Monday, February 23, 2009

THE GOLDEN AGE OF GARBAGE



as my husband and I walked through sweetwater park yesteday, we noticed a lot of garbage tangled in the rocks and winter branches along the water's edge. this is a divinely beautiful place. it's a bandaid we use to place over our craving for deeper woods. as a space, it offers a modicum of personal reflection to soul-weary city dwellers.

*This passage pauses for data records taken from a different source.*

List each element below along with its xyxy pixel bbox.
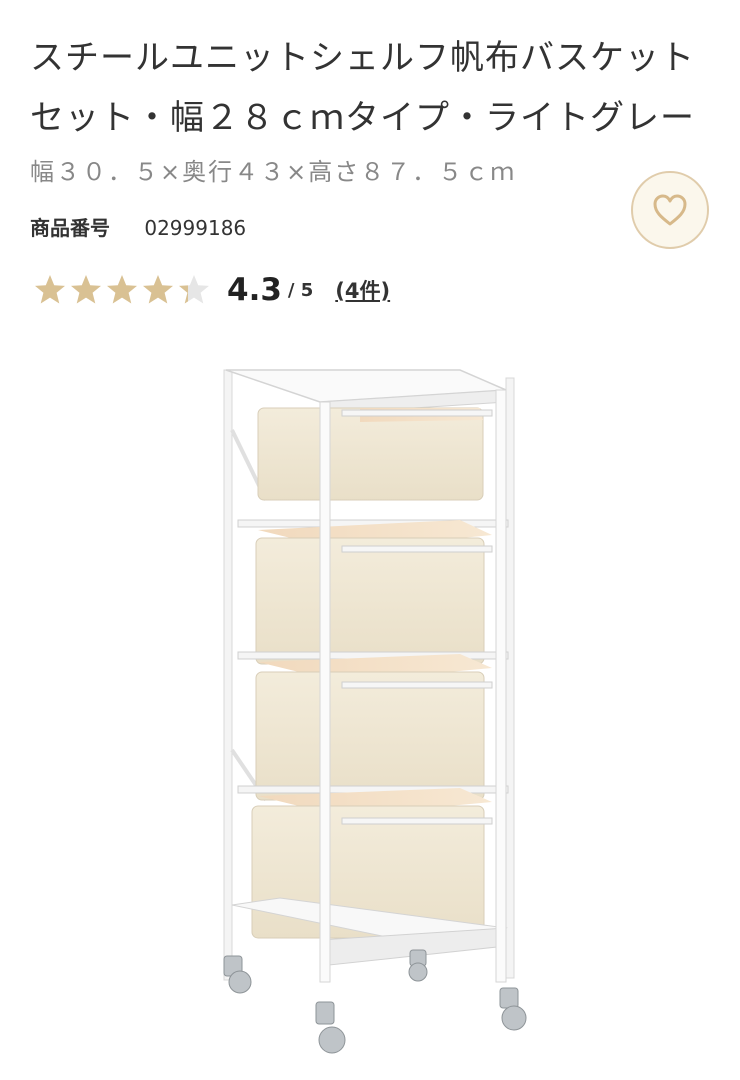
- rating-summary: 4.3 / 5 (4件): [33, 268, 390, 312]
- favorite-button[interactable]: [631, 171, 709, 249]
- rating-max: / 5: [287, 279, 314, 301]
- heart-outline-icon: [653, 194, 687, 226]
- rating-value: 4.3: [227, 272, 282, 308]
- product-number-row: 商品番号 02999186: [30, 212, 246, 241]
- star-icon: [143, 275, 173, 304]
- star-icon: [71, 275, 101, 304]
- star-icon: [35, 275, 65, 304]
- product-title: スチールユニットシェルフ帆布バスケット セット・幅２８ｃｍタイプ・ライトグレー: [30, 28, 720, 148]
- product-image: [223, 369, 527, 1054]
- product-number-value: 02999186: [144, 216, 247, 240]
- product-page: スチールユニットシェルフ帆布バスケット セット・幅２８ｃｍタイプ・ライトグレー …: [0, 0, 740, 1080]
- product-title-line-1: スチールユニットシェルフ帆布バスケット: [30, 38, 695, 78]
- star-icon: [179, 275, 209, 304]
- product-title-line-2: セット・幅２８ｃｍタイプ・ライトグレー: [30, 98, 695, 138]
- rating-stars: [33, 273, 213, 307]
- review-count-link[interactable]: (4件): [335, 275, 390, 305]
- star-icon: [107, 275, 137, 304]
- product-number-label: 商品番号: [30, 216, 110, 240]
- product-dimensions: 幅３０．５×奥行４３×高さ８７．５ｃｍ: [30, 158, 517, 186]
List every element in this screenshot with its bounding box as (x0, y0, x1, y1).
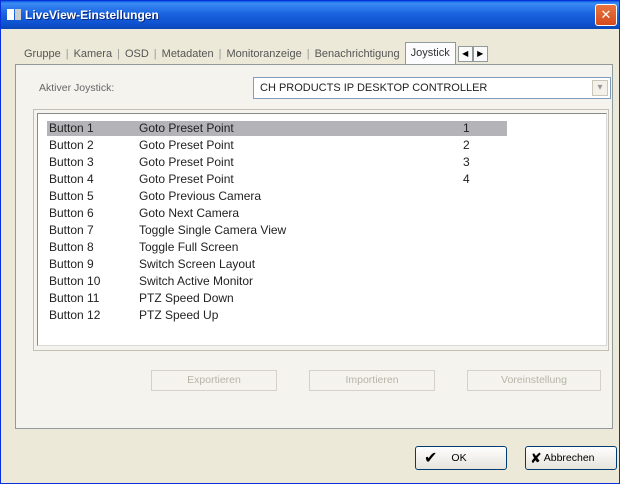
ok-button-label: OK (451, 452, 467, 464)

sweetwater park has running through it a giant urban river with rocks that look like petrified tree trunks. on days when the water's low, you can walk out across the broad width of it. but despite it's magnificence, it also carries a negative charge. friends warn us not to swim in the waters, for it's downstream from the big city and therefore extremely polluted. people get sick after touching it. there's a corpse of a giant cotton mill whose bricks were made by slaves. we passed "lynch st." on the way in. we've started to notice a population of gray herons hanging around the small rapids. they are immigrants from more southern places and have somehow acclimated to the colder waters. this environment makes for a rather bizarre mix of nature and human history, of healing in the midst of residue. visits here often become symbolic for us.

this time (2.22) garbage was the theme of our visit.

everyone I know is liquidating. Dimitri Orlov recommends that in seriously downturned economic times, it's better to have physical goods than cash stored away in banks. if the currency is devalued, you can always trade, sell or make good use of your things. . .in extreme cases, you can burn them for heat, or pick through them for nutrients. . .

high captialism created stockpiles of wasteful things, which are now being shaken down and freed up at unprecedented rates. All this junk now floods the independent markets for repurposing. As starving artist types we know what to do in such a golden river of junk and disorder. . .this is a golden age of sorts.

("starve:" it's only a relative term for us americans. . . it may mean no ipods, no cable tv, no new cars or designer clothes, meager travel. . .unrenovated living quarters, vintage computers and outdated operating systems, gardens in empty lots. . .we're make-do citizens but are quite artsy in how we fashion our junk and make use of our free time. . . and we're inclined to survive quite well these next couple of years.)